Wenn wir uns auf diese Weise inspirieren lassen, intensiviert sich unser Gedächtnis, wir können das Erlebte buchstäblich schmecken und riechen. Und eben diese Intensität und Sinnlichkeit sind beim Schreiben unerlässlich – die Fähigkeit, die Wirklichkeit mit allen Sinnen zu erleben und zu beschreiben, sie darzustellen, statt einfach nur zu beschreiben.

Ego-Dokumente

Einer großen Beliebtheit erfreuen sich heute Tagebücher. Es gibt viele Tagebucharten, wie z.B. Reisetagebuch oder Lektüretagebuch. Man kann ein Tagebuch auch in Collagenform führen (elektronisch oder in Papierform), es mit Fotos, Zeitungsartikeln, Kino- oder Konzert-Karten befüllen und mit Eindrücken vom Erlebten, Gedichten oder Zeichnungen ergänzen. Fachleute nennen das „Ego-Dokumente“. Das Führen eines solchen Tagebuchs lässt unser Leben bewusster, intensiver und auch langsamer werden. Wir beginnen immer deutlicher zu spüren, wer wir sind (von der erwachten Kreativität ganz zu schweigen).

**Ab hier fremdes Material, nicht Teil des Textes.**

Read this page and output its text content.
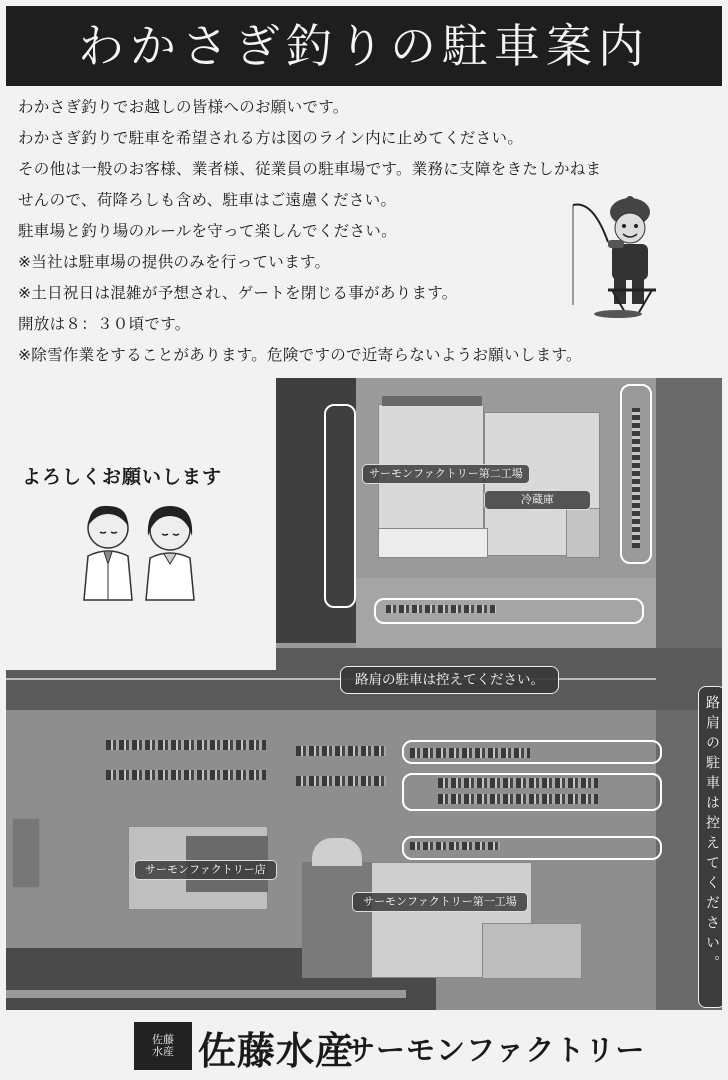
わかさぎ釣りの駐車案内

わかさぎ釣りでお越しの皆様へのお願いです。

わかさぎ釣りで駐車を希望される方は図のライン内に止めてください。

その他は一般のお客様、業者様、従業員の駐車場です。業務に支障をきたしかねま

せんので、荷降ろしも含め、駐車はご遠慮ください。

駐車場と釣り場のルールを守って楽しんでください。

※当社は駐車場の提供のみを行っています。

※土日祝日は混雑が予想され、ゲートを閉じる事があります。

開放は８：３０頃です。

※除雪作業をすることがあります。危険ですので近寄らないようお願いします。

サーモンファクトリー第二工場
冷蔵庫
路肩の駐車は控えてください。
路肩の駐車は控えてください。
サーモンファクトリー店
サーモンファクトリー第一工場
よろしくお願いします
佐藤
水産 佐藤水産
サーモンファクトリー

Persönlichkeit und Identität – Chance auf eine Klärung und Vertiefung

Hans Joseph Ortheil, Professor für Kreatives Schreiben an der Universität Heidelberg und Autor der Publikation „Schreiben über mich selbst“, ist – in Anlehnung an die Ansichten der alten Griechen – der Meinung, dass das Lesen allein der Weisheit nicht unbedingt dienlich und sogar schädlich sei ?, erst das Ordnen und Verarbeiten des Gelesenen bewirkt, dass die Lektüreeindrücke (das gilt übrigens auch für unsere Erlebnisse) zum Stoff werden, aus dem wir unsere Identität kreieren. Das Schreiben eines Tagebuchs oder auch das autobiographische Schreiben kann somit dazu beitragen, dass wir als Persönlichkeit an Konturen gewinnen und unser Leben an Tiefe.

Es lohnt sich also, konsequent zu sein! Doch ohne es zu übertreiben. Das Ganze soll mehr Spiel und Spaß sein als eiserne Disziplin, eine Quelle der Freude und nicht der Qual.